17
votes

Is there is a way to get the predictions from every tree in a random forest in addition to the combined prediction? I would like to output all of the predictions in a list and not view the entire tree. I know that I can get the leaf indices using the apply method, but I'm not sure how to use that to get the value from the leaf.

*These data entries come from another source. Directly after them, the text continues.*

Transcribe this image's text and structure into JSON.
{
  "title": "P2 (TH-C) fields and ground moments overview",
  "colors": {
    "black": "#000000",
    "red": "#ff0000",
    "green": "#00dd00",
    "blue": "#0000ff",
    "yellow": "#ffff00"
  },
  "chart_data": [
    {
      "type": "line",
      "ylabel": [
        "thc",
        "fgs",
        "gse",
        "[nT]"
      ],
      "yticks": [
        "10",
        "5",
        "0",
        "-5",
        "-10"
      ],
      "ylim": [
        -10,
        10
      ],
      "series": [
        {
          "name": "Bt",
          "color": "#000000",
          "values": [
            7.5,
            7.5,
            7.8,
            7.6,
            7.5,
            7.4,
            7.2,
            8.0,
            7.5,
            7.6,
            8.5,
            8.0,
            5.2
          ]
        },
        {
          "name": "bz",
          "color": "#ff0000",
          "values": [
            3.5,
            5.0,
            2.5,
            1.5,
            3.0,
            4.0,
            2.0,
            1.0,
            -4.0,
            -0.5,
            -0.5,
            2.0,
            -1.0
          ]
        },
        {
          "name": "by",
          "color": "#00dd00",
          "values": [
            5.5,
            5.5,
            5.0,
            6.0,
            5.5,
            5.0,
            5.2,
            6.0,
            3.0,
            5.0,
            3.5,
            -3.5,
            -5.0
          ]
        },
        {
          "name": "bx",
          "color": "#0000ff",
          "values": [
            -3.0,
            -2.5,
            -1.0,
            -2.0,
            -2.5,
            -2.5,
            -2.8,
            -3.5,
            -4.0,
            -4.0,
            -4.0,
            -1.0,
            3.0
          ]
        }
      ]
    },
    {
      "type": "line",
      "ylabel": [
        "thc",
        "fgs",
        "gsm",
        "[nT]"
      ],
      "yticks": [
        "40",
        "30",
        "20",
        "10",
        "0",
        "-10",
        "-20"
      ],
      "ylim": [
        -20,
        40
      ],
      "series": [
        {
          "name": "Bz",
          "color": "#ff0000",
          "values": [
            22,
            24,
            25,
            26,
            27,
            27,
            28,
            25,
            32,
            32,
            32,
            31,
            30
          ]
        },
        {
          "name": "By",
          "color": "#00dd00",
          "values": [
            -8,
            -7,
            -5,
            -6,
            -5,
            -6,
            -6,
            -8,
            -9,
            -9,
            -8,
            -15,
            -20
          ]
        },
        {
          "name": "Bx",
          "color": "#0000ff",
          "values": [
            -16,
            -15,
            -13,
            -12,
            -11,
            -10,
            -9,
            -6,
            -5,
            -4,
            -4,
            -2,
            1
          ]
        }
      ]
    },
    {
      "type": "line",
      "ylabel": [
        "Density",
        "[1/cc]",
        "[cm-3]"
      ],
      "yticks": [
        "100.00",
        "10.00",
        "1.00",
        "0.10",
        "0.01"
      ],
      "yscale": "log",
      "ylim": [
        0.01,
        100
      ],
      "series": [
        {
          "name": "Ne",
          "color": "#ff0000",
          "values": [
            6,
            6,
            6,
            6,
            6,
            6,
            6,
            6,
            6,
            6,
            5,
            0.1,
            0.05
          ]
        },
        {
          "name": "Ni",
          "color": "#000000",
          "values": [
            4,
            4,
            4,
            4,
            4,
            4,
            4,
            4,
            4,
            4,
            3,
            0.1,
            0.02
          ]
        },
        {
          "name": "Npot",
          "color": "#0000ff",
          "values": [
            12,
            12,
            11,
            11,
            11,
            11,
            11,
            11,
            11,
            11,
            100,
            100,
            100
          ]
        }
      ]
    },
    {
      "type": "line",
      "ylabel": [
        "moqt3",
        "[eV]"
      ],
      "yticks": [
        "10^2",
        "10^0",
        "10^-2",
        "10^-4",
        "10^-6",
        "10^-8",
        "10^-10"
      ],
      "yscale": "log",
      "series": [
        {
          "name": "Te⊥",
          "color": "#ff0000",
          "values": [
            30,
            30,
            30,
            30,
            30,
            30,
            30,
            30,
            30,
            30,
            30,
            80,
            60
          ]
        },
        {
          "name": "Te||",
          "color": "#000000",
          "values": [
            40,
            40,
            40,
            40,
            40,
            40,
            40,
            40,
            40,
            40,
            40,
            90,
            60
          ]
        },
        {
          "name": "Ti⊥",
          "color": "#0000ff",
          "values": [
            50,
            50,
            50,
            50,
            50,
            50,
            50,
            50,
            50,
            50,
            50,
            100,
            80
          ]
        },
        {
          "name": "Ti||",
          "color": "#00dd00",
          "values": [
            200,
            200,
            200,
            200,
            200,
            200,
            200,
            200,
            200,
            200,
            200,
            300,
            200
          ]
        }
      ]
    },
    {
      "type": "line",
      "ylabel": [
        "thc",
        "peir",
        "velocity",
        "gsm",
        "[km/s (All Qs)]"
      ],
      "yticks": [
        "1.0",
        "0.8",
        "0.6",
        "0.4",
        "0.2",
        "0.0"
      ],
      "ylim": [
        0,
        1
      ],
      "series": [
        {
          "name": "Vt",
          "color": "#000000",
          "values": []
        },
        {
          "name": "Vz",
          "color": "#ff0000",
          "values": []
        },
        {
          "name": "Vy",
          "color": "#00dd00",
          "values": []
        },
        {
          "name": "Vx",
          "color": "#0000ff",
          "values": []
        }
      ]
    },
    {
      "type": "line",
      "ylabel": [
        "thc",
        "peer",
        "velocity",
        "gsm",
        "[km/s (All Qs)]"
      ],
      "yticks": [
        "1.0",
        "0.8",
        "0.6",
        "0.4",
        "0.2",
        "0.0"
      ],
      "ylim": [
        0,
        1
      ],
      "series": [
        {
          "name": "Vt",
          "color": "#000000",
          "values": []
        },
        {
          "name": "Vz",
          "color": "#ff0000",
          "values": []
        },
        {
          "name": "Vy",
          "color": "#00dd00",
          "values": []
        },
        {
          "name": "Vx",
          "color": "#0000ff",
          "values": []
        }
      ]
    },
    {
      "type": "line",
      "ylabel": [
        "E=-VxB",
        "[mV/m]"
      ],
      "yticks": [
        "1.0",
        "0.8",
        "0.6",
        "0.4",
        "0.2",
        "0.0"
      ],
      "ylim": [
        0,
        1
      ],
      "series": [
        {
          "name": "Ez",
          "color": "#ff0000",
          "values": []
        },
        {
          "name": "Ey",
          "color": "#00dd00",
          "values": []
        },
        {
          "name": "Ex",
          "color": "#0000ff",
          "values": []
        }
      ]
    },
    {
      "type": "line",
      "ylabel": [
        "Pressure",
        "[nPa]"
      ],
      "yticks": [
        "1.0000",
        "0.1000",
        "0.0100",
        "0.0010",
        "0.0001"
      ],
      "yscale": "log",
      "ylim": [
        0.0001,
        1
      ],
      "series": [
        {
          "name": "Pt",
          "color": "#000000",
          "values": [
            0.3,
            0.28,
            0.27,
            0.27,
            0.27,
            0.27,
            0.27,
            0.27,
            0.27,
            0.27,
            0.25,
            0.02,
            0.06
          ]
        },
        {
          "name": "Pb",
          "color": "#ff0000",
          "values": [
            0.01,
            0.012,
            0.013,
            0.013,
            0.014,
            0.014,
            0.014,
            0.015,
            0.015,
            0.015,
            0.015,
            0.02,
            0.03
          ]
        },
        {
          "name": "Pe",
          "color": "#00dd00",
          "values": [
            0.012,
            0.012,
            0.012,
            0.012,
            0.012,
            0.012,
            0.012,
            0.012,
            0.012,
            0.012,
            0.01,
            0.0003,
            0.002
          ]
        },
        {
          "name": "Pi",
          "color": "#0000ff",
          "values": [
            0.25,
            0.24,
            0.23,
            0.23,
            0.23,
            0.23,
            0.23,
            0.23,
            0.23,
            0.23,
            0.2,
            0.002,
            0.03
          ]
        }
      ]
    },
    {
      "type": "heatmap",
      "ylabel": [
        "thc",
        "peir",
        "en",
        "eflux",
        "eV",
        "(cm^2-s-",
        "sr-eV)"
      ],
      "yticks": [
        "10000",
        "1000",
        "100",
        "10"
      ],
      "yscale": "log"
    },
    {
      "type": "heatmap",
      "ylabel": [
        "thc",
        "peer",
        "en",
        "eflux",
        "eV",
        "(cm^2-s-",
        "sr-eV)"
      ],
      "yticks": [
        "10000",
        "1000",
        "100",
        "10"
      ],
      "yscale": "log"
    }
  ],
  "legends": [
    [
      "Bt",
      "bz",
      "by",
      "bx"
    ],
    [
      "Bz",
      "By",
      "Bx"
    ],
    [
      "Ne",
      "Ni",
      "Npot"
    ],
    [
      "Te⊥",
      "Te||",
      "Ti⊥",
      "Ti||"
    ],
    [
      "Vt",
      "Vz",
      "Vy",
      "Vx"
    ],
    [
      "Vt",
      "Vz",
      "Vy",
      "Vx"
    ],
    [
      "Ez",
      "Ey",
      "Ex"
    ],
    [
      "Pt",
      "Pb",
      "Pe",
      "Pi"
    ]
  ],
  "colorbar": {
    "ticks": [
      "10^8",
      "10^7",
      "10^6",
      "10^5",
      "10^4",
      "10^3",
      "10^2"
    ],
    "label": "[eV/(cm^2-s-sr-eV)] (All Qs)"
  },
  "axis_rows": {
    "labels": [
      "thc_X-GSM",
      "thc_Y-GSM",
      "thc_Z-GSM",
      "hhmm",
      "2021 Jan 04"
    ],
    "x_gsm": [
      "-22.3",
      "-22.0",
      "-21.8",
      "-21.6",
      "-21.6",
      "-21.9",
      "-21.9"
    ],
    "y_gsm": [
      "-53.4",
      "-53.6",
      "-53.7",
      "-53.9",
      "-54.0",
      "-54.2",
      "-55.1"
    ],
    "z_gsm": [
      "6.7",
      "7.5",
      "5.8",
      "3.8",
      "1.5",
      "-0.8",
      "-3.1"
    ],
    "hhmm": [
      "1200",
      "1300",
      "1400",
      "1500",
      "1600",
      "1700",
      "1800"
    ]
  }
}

Edit: Here's what I have so far from comments below. It wasn't clear to me before that the trees in the estimators_ attribute could be called, but it seems that the predict method can be used on each tree using that attribute. Is this the best way to do this, though?

numberTrees = 100
clf = RandomForestRegressor(n_estimators=numberTrees)
clf.fit(X,Y)
for tree in range(numberTrees):
    print(clf.estimators_[tree].predict(val.irow(1)))
4
+1 – You can also do the same thing quite nicely with list comprehension: per_tree_pred = [tree.predict(X) for tree in clf.estimators_]Bill Cheatham
If you want to match the parallel jobs behavior of the model, just copy the source code for predict and leave off the last step where the predictions are averaged!Matt Hancock

4 Answers

4
votes

I'm pretty sure that what you have up there is about the best you can do. As you noted, predict() returns the prediction for the whole RF, but not for its component trees. It can return a matrix, but that's only for the case where there are multiple targets being learned together. In that case it returns one prediction per target, it doesn't return predictions for each tree. You can get the individual tree predictions in R's random forest using predict.all = True, but sklearn doesn't have that. If you tried using apply(), you'd get a matrix of leaf indices, and then you'd still have to iterate over the trees to find out what the prediction for that tree/leaf combination was. So I think what you have is about as good as it gets.

1
votes

I had the same issue and I don't know how you got the right answer by using print(clf.estimators_[tree].predict(val.irow(1))). It gave me random numbers instead of the actual class. After reading the source code in SKlearn, I realized that we actually have to use predict_proba() instead of predict in the code and it gives you the class that the tree predicts according to the order in clf.classes_. For example:

tree_num = 2
tree_pred = clf.estimators_[tree_num].predict_proba(data_test)
print clf.classes_  #gives you the order of the classes
print tree_pred  #gives you an array of 0 with the predicted class as 1
>>> ['class1','class2','class3']
>>> [0, 1, 0]

You can also use cls.predict_proba() on your data and it gives you the probability of each class prediction by the accumulation of trees and releases you from the pain of going through each tree yourself:

x = clf.predict_proba(data_test) # assume data_test has two instances
print rfc.classes_
print x
>>> ['class1', 'class2', 'class3']
>>> [[0.12 ,  0.02,  0.86], # probabilities for the first instance
     [0.35 ,  0.01,  0.64]]  # for the second instance
0
votes

What I have done recently is modify sklearn source code to get it. Inside sklearn package sklearn.ensemble.Randomforestregressor

There is a function that if you add print you will see the individual results of each tree. You could change this to be a return and get the individual results of each tree.

def _accumulate_prediction(predict, X, out, lock):
    """
    This is a utility function for joblib's Parallel.

    It can't go locally in ForestClassifier or ForestRegressor, because joblib
    complains that it cannot pickle it when placed there.
    """
    prediction = predict(X, check_input=False)
    print(prediction)
    with lock:
        if len(out) == 1:
            out[0] += prediction
        else:
            for i in range(len(out)):
                out[i] += prediction[i]

This is a bit more sophisticated since you have to modify the sklearn source code

-1
votes

I am not 100% sure what you exactly want, but there are other some methods in Scikit-learns Random Forest Regressor that will most likely return what you want, specifically the predict method! This method returns an array of the predicted values. What you were referring to about getting the mean is the score method, which simply uses the predict method to return the coefficient of the R squared determinant.